US

Georgetown Hires Former Subject Of Murder Investigation

Reuters/Carlos Barria

Melanie Wilcox Contributor
Font Size:

Georgetown University has hired the former subject of a murder investigation as a full-time program associate for the university’s Prison and Justice Initiative.

Adnan Syed, the subject of the 2014 true-crime podcast “Serial,” reported to work Dec. 12, director of the initiative Marc M. Howard told The Washington Post. The programs educate and train imprisoned and formerly imprisoned people. (RELATED: Prosecutors Drop All Charges Against Man Who Spent 2 Decades In Prison, Became Celebrity With Podcast)

Syed, 41, will provide research and support for an undergraduate class called “Making an Exoneree,” The Washington Post reported. Students will review convictions and create documentaries about the cases with the goal of freeing innocent people.

“To go from prison to being a Georgetown student and then to actually be on campus on a pathway to work for Georgetown at the Prisons and Justice Initiative, it’s a full circle moment,” Syed said in a statement through Georgetown, The Washington Post reported. He said the program changed his life as well as his family’s life. “Hopefully I can have the same kind of impact on others.”

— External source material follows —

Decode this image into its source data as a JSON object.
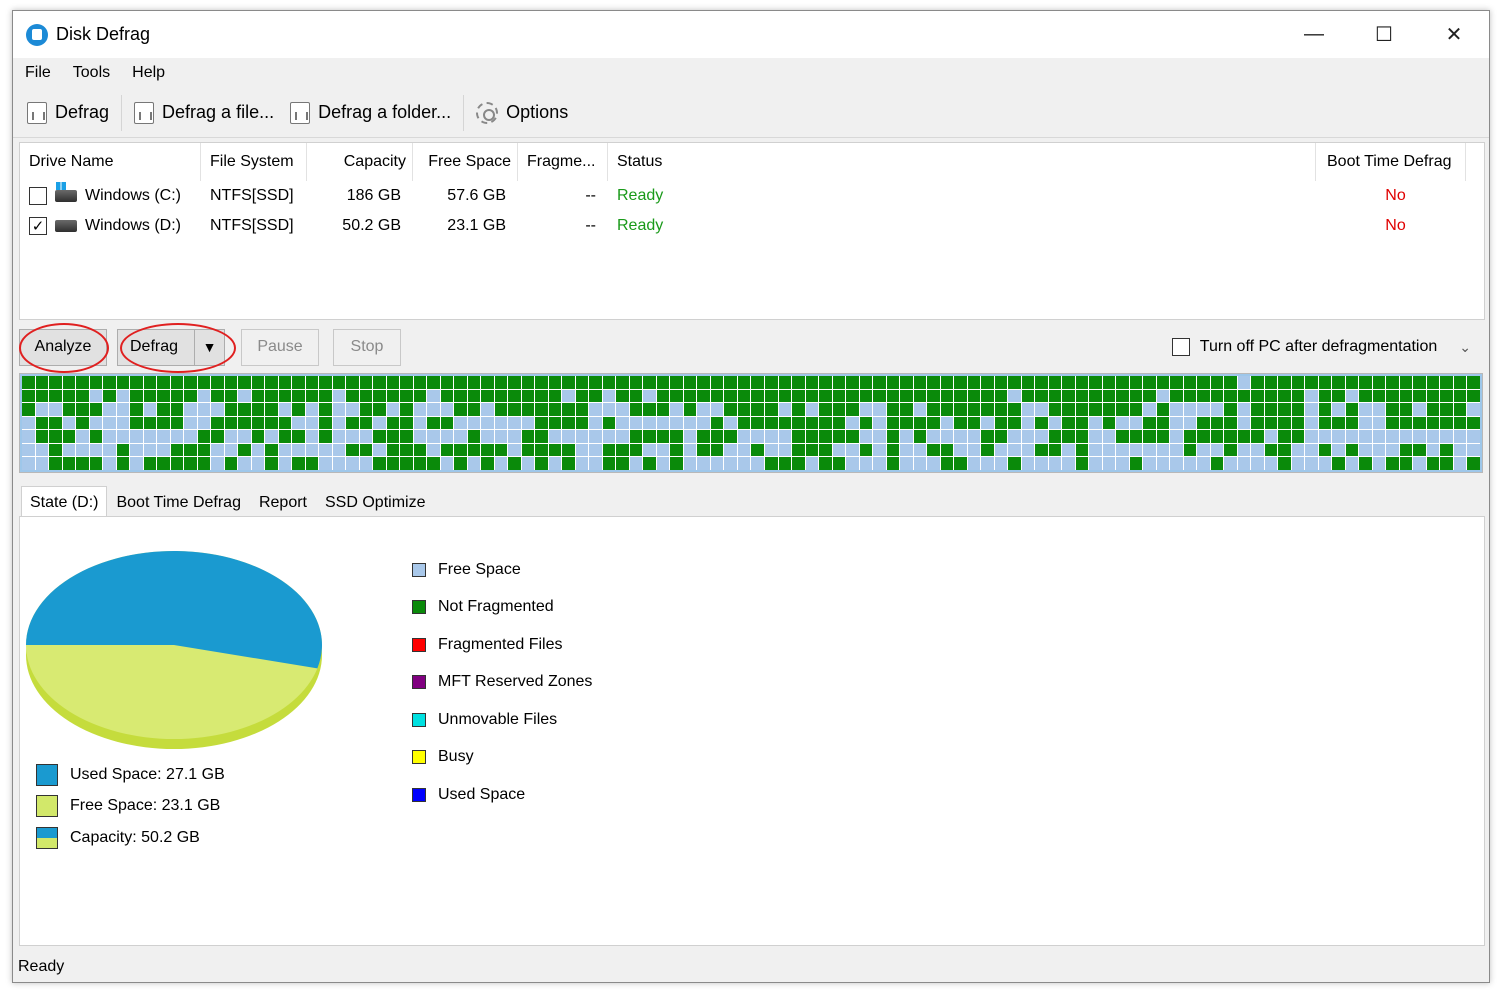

Syed was convicted in the killing of 18-year-old Hae Min Lee, who was found dead by strangulation in Baltimore’s Leakin Park in 1999. The murder was made known by the true-crime podcast “Serial” in 2014. Syed was freed in September after prosecutors dropped the case and a judge subsequently vacated his conviction as a result of deficiencies in how prosecutors had provided evidence to defense attorneys

Lee’s family attorney, Steve Kelly, said that he is “appalled that Mr. Syed has been deemed an ‘exoneree’ based on a deeply flawed process in which his victim’s family had no voice and at which no evidence of actual innocence was presented,” The Washington Post reported.